Desarrollo el 7 de septiembre
Negociación
La reunión tuvo lugar en las afueras de Wola temprano en la mañana del 7 de septiembre (a las 03:00 horas, Paskevich declaró un alto el fuego e invitó a Krukowiecki a reunirse con él a las 09:00 horas). La reunión tuvo lugar en una posada del pueblo de Wola. Paskevich exigió la rendición incondicional de Varsovia y su suburbio de Praga, y la evacuación y el desarme del ejército polaco en Płock, donde debía esperar la decisión del zar sobre el indulto o el arresto. Krukowiecki se negó e insistió en que el levantamiento no era una rebelión, sino una guerra entre dos estados independientes.
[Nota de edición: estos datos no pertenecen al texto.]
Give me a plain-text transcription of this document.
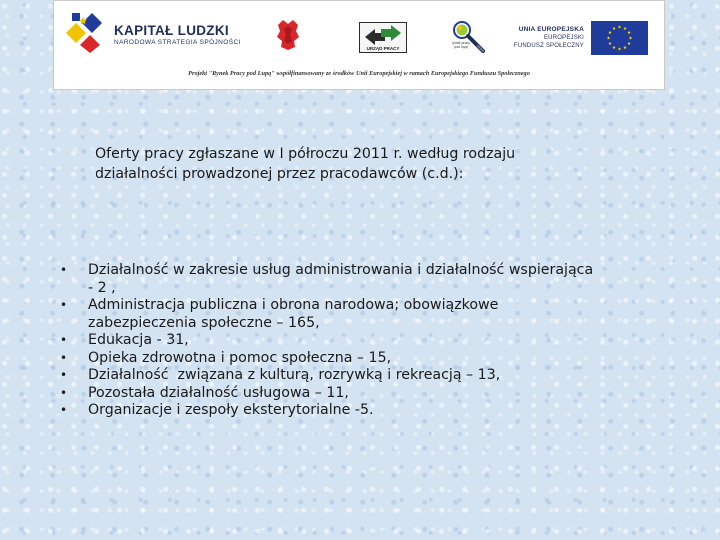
KAPITAŁ LUDZKI
NARODOWA STRATEGIA SPÓJNOŚCI
URZĄD PRACY
rynek pracy pod lupą
UNIA EUROPEJSKA
EUROPEJSKI
FUNDUSZ SPOŁECZNY
Projekt "Rynek Pracy pod Lupą" współfinansowany ze środków Unii Europejskiej w ramach Europejskiego Funduszu Społecznego
Oferty pracy zgłaszane w I półroczu 2011 r. według rodzaju
działalności prowadzonej przez pracodawców (c.d.):
• Działalność w zakresie usług administrowania i działalność wspierająca
- 2 ,
• Administracja publiczna i obrona narodowa; obowiązkowe
zabezpieczenia społeczne – 165,
• Edukacja - 31,
• Opieka zdrowotna i pomoc społeczna – 15,
• Działalność  związana z kulturą, rozrywką i rekreacją – 13,
• Pozostała działalność usługowa – 11,
• Organizacje i zespoły eksterytorialne -5.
Quería que Paskevich y el gran duque Miguel prometieran la restauración de la independencia de Polonia y una amnistía general a cambio de la revocación del Acta de Deposición. Las negociaciones fueron acaloradas y alrededor del mediodía el comandante polaco partió hacia Varsovia para consultar con el Sejm. Paskevich aceptó extender el alto el fuego hasta las 13:00 horas y continuar las negociaciones incluso si se reanudaban las hostilidades.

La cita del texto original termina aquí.